When the audio DSP wants to enable a playback stream, the request is
first
received by the ASoC platform sound card. Depending on the selected
route,
ASoC will bring up the individual DAIs in the path. The Q6USB
backend DAI
will send an AFE port start command (with enabling the USB playback
path), and
the audio DSP will handle the request accordingly.
Part of the AFE USB port start handling will have an exchange of
control
messages using the QMI protocol. The qc_audio_offload driver will
populate the
buffer information:
- Event ring base address
- EP transfer ring base address
and pass it along to the audio DSP. All endpoint management will
now
be handed
over to the DSP, and the main processor is not involved in
transfers.
Overall, implementing this feature will still expose separate sound
card and PCM
devices for both the platorm card and USB audio device:
0 [SM8250MTPWCD938]: sm8250 - SM8250-MTP-WCD9380-WSA8810-VA-D
SM8250-MTP-WCD9380-WSA8810-VA-DMIC
1 [Audio ]: USB-Audio - USB Audio
Generic USB Audio at
usb-xhci-hcd.1.auto-1.4,
high speed
This is to ensure that userspace ALSA entities can decide which
route
to take
when executing the audio playback. In the above, if card#1 is
selected, then
USB audio data will take the legacy path over the USB PCM drivers,
etc...
I already voiced my concerns about exposing two cards, each with
their
own set of volume controls with the same device. It would be much
better
to have an additional offloaded PCM device for card0...
But if the consensus is to have two cards, it's still not clear
how the
routing would be selected. In the case where there are two USB audio
devices attached, the offloaded path would only support one of the
two.
How would userspace know which of the two is selected?
With patch#24:
https://lore.kernel.org/linux-usb/20230308235751.495-25-quic_wcheng@xxxxxxxxxxx/T/#u
Now, userspace can at least choose which device it wants to offload.
Part of doing that would mean userspace knows what USB SND card
devices
are available, so it is aware of which devices are shared (between the
offload and USB SND path)
And how would userspace know the difference anyways between two
physical
devices attached to the platform with no offload, and one physical
device with one additional offload path? The names you selected
can't be
used to identify that card1 is the optimized version of card0.

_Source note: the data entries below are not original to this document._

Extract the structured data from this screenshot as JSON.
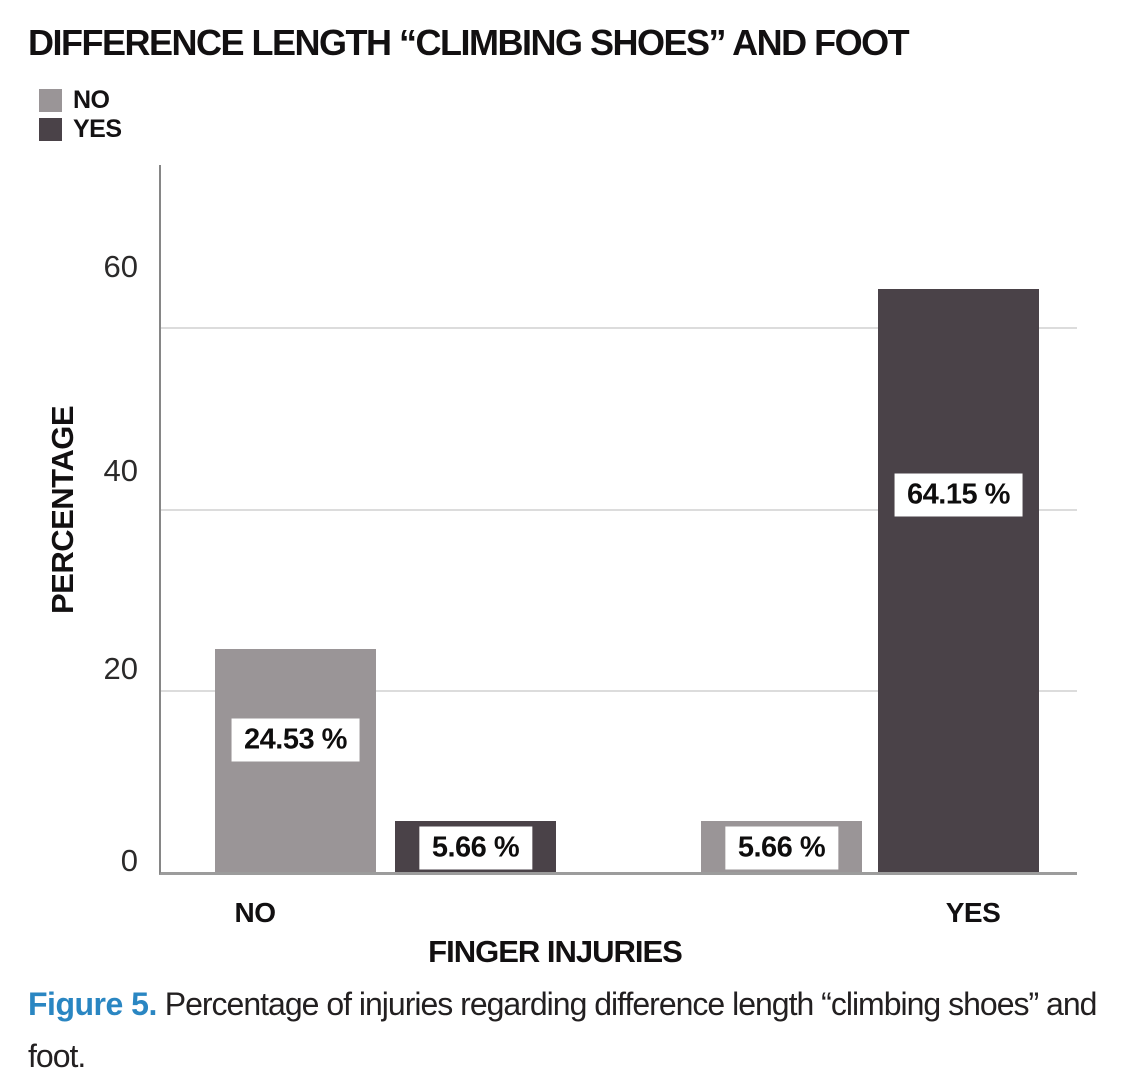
{
  "figure": {
    "caption_label": "Figure 5.",
    "caption_text": " Percentage of injuries regarding difference length “climbing shoes” and foot.",
    "accent_color": "#2a86c2"
  },
  "legend": {
    "items": [
      {
        "label": "NO",
        "color": "#9a9597"
      },
      {
        "label": "YES",
        "color": "#4a4248"
      }
    ]
  },
  "chart_data": {
    "type": "bar",
    "title": "DIFFERENCE LENGTH “CLIMBING SHOES” AND FOOT",
    "xlabel": "FINGER INJURIES",
    "ylabel": "PERCENTAGE",
    "categories": [
      "NO",
      "YES"
    ],
    "series": [
      {
        "name": "NO",
        "color": "#9a9597",
        "values": [
          24.53,
          5.66
        ]
      },
      {
        "name": "YES",
        "color": "#4a4248",
        "values": [
          5.66,
          64.15
        ]
      }
    ],
    "value_labels": [
      [
        "24.53 %",
        "5.66 %"
      ],
      [
        "5.66 %",
        "64.15 %"
      ]
    ],
    "yticks": [
      "0",
      "20",
      "40",
      "60"
    ],
    "ytick_values": [
      0,
      20,
      40,
      60
    ],
    "ylim": [
      0,
      77.8
    ],
    "grid": true,
    "grid_color": "#dcdcdc",
    "axis_color": "#868686",
    "legend_position": "top-left"
  }
}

Is userspace currently able to differentiate between cards that are
created by USB SND versus ASoC? How complex can the userspace card
discovery be? Can it query kcontrols at this point in time? If so,
maybe we can change the names of the newly added ones to reflect
that it
is an offload device?
SND kcontrol names are currently:
Q6USB offload status
Q6USB offload SND device select
I must admit I've never seen kcontrols being used to identify what the
card is, and in this case it's a pretend-card that's just an improved
version of another. It might be easier to use something else, such as
the component strings.
Its not exactly a pretend card, right? This is part of the overall
platform sound card we have in the system. At the moment, I'm only
testing by adding the USB audio routing, but there can be several ASoC
links defined in the overall platform card.
Sorry, I misunderstood the proposal. I thought there would be one card
for "generic USB Audio", and another one for "DSP-offloaded USB Audio".

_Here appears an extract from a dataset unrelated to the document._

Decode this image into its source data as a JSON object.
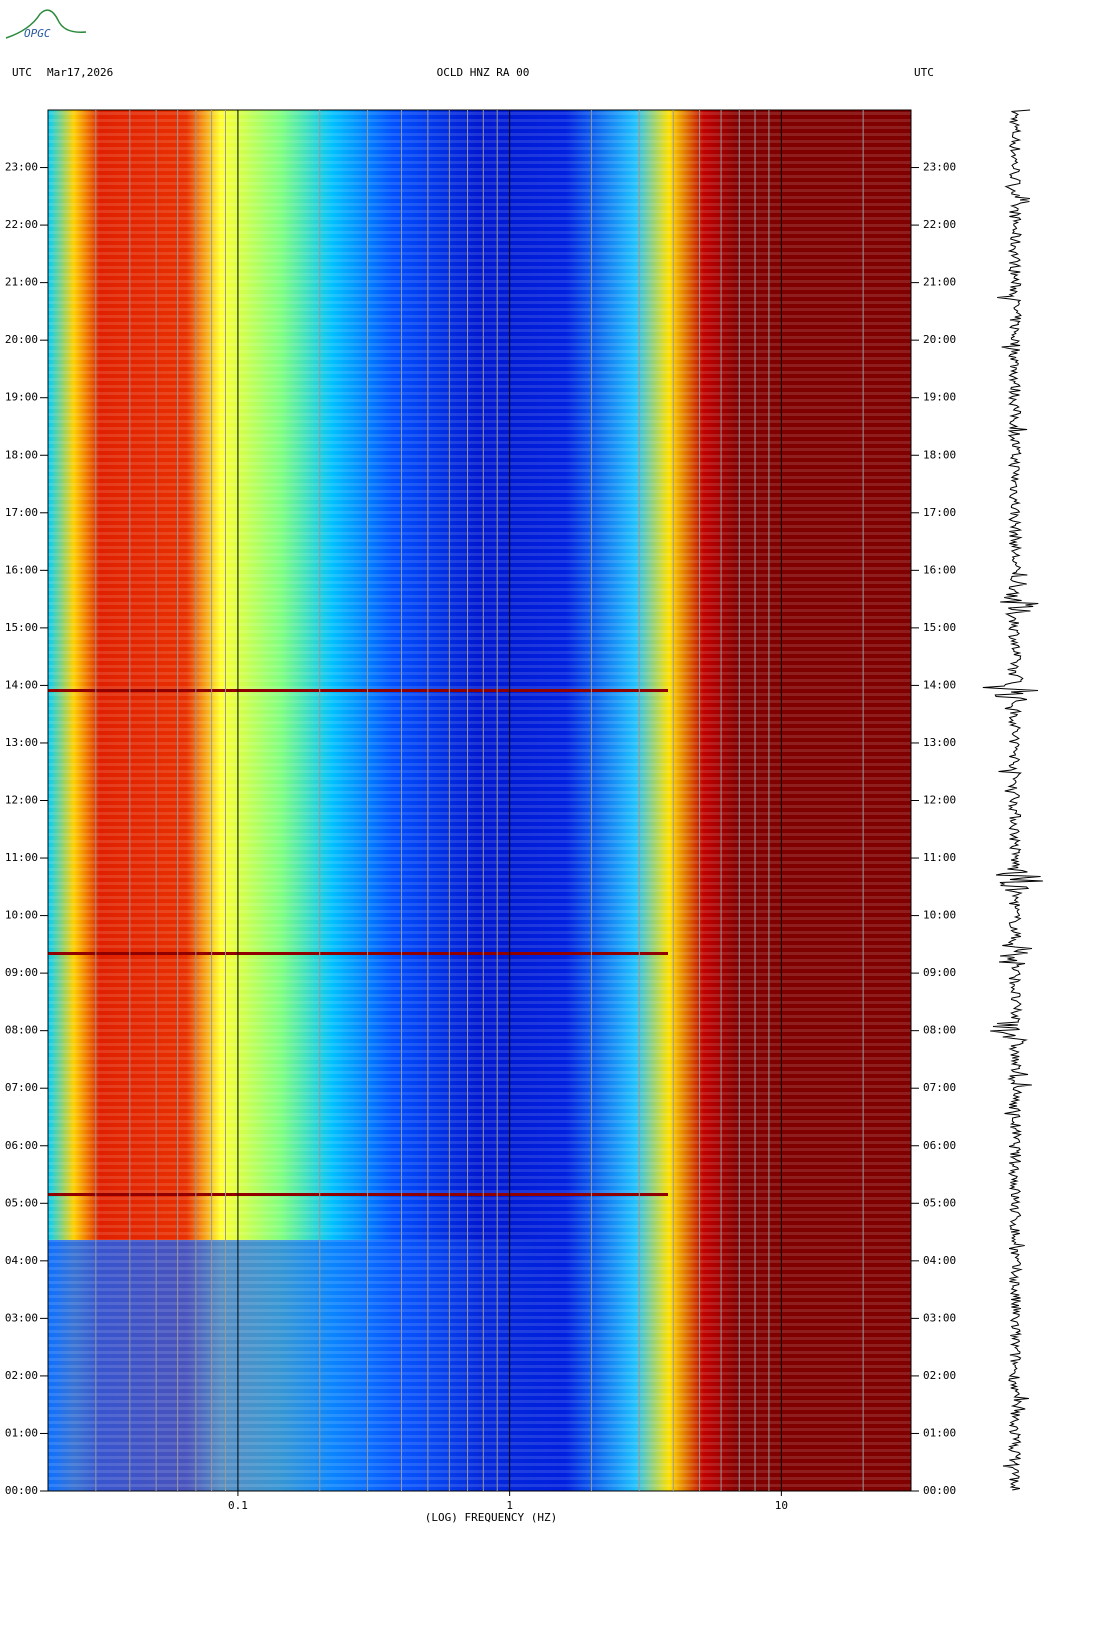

I assumed, probably mistakenly, that all local audio endpoints
(speaker,mics) would be exposed as a separate card.
Ah got it. No, that isn't the case here.
It looks like it's more "generic USB Audio" and "DSP Audio", with the
USB offload being exposed as a PCM device of the latter.
Did I get this right? In this case, presumably there can be some sort of
Yep that's correct!
ok, that's good.
My initial thought was to add a 'DSP offload' PCM to the USB card, you
added a "USB offload" PCM to the DSP card. Nice logical swap!
Your proposal might be easier in practice since there's typically a
vendor-specific configuration file (UCM or custom) file for the DSP,
where USB information can be added.
It's more problematic to change a generic USB card as we know it today
and bolt vendor-specific DSP information on top.
The only open I have with your option is that there are still two
control paths to e.g. set the volume. It would be so much easier for
userspace if there was a single volume control no matter what path is
used for data, or make sure the kcontrols are 'mirrored' somehow. If we
found a way to address this issue that would be ideal.
Got it. Let me look to see if that is something we can address/add. I
think the current implementation is that USB SND will expose some mixer
controls based on the UAC descriptor parsing. Then when they want to
change the volume (for example) it will result in a USB SETUP transaction.
So USB SND will eventually be the entity controlling these changes.
UCM file for the "DSP Audio card" that contains the configuration or
knows which kcontrols to look for. But my point about detection hold.
You could perfectly well have a 'Jack control' that tells userspace when
a device is connected. That way there's no guess work, it's similar to
HDMI for Intel: the device is exposed but only valid when the jack
control is set.
Hmm, ok. Let me see if I can switch up some things. Maybe replace the
current snd_soc_dapm_enable_pin() calls in the q6usb connection_cb and
replace that with a snd jack report. (the snd jack implementation
already takes care of updating the pin if needed)
The jack is useful to let userspace know if a PCM device, i.e. a
Front-End, can be used. But if you expose a PCM device, nothing prevents
an application from trying to open and use it, we recently had such an
issue due to a change in PipeWire that tried to open a non-functional
HDMI device. So you do need something to bail if the PCM device is
mistakenly used.
DAPM pin management seems different, it will turn-on/off parts of the
graph connected to an endpoint. Userpace will typically not know
anything about pin management, it's an in-kernel concept.
Not sure if you have to choose, those are two different layers, no?
Will review this more and fix it in the next rev. Thanks for the inputs!
Thanks
Wesley Cheng